A. D. c. Commission de l’assurance-emploi du Canada

Version imprimée de la source officielle : A. D. c. Commission de l’assurance-emploi du Canada (PDF, 70 Ko)

Institution :
Décision du Tribunal de la sécurité sociale - Division d’appel
Membre :
Mark Borer
Date de l’audience :
N/D
Mode d’audience :
N/D
Entre :
A. D. et Commission de l’assurance-emploi du Canada
Décision :
La demande de permission d'en appeler est accordée
Date de la décision :
Le 26 janvier 2017
Numéro de référence :
AD-15-1250
Citation :
A. D. c. Commission de l’assurance-emploi du Canada, 2017 TSSDAAE 23

Autre(s) décision(s) relative(s) à cet appel :

Table des matières

Motifs et décision

[1] Précédemment, un membre de la division générale avait rejeté l’appel de la demanderesse. Dans les délais, la demanderesse a déposé une demande de permission d’en appeler à la division d’appel.
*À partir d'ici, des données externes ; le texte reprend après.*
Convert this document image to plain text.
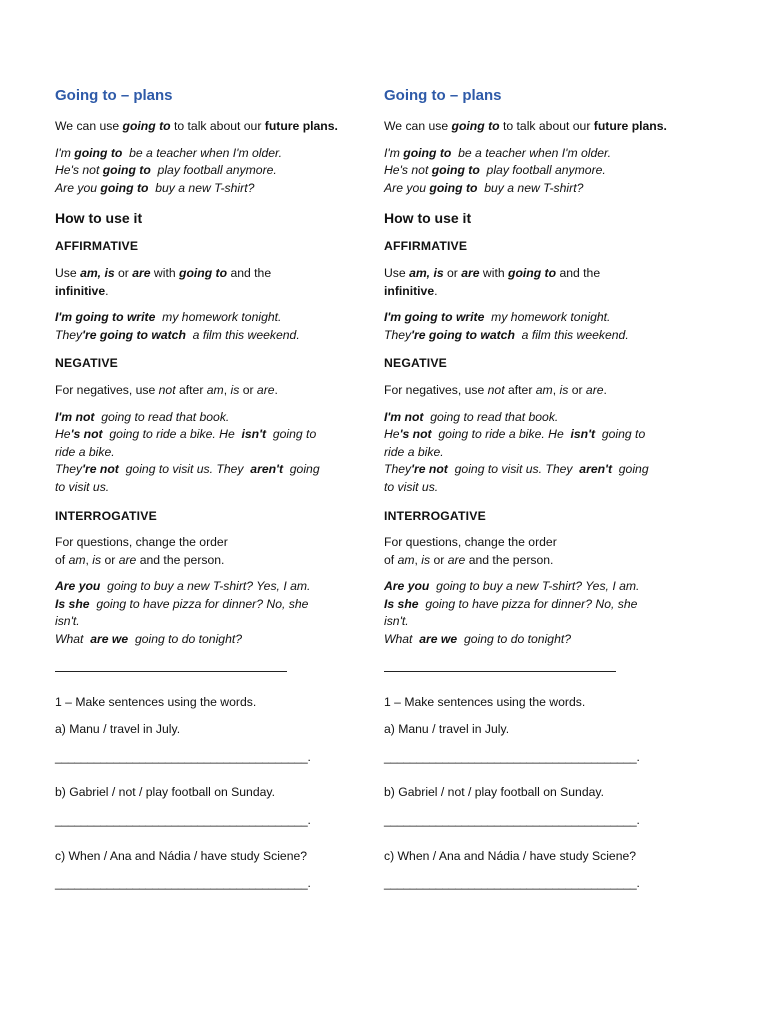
Going to – plans
We can use going to to talk about our future plans.
I'm going to  be a teacher when I'm older.
He's not going to  play football anymore.
Are you going to  buy a new T-shirt?
How to use it
AFFIRMATIVE
Use am, is or are with going to and the
infinitive.
I'm going to write  my homework tonight.
They're going to watch  a film this weekend.
NEGATIVE
For negatives, use not after am, is or are.
I'm not  going to read that book.
He's not  going to ride a bike. He  isn't  going to
ride a bike.
They're not  going to visit us. They  aren't  going
to visit us.
INTERROGATIVE
For questions, change the order
of am, is or are and the person.
Are you  going to buy a new T-shirt? Yes, I am.
Is she  going to have pizza for dinner? No, she
isn't.
What  are we  going to do tonight?
1 – Make sentences using the words.
a) Manu / travel in July.
_______________________________________.
b) Gabriel / not / play football on Sunday.
_______________________________________.
c) When / Ana and Nádia / have study Sciene?
_______________________________________.
Going to – plans
We can use going to to talk about our future plans.
I'm going to  be a teacher when I'm older.
He's not going to  play football anymore.
Are you going to  buy a new T-shirt?
How to use it
AFFIRMATIVE
Use am, is or are with going to and the
infinitive.
I'm going to write  my homework tonight.
They're going to watch  a film this weekend.
NEGATIVE
For negatives, use not after am, is or are.
I'm not  going to read that book.
He's not  going to ride a bike. He  isn't  going to
ride a bike.
They're not  going to visit us. They  aren't  going
to visit us.
INTERROGATIVE
For questions, change the order
of am, is or are and the person.
Are you  going to buy a new T-shirt? Yes, I am.
Is she  going to have pizza for dinner? No, she
isn't.
What  are we  going to do tonight?
1 – Make sentences using the words.
a) Manu / travel in July.
_______________________________________.
b) Gabriel / not / play football on Sunday.
_______________________________________.
c) When / Ana and Nádia / have study Sciene?
_______________________________________.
[2] Conformément au paragraphe 58(1) de la Loi sur le ministère de l’Emploi et du Développement social (Loi), les seuls moyens d’appel sont les suivants :

  1. a) la division générale n’a pas observé un principe de justice naturelle ou a autrement excédé ou refusé d’exercer sa compétence ;
  2. b) elle a rendu une décision entachée d’une erreur de droit, que l’erreur ressorte ou non à la lecture du dossier ;
  3. c) elle a fondé sa décision sur une conclusion de fait erronée, tirée de façon abusive ou arbitraire ou sans tenir compte des éléments portés à sa connaissance.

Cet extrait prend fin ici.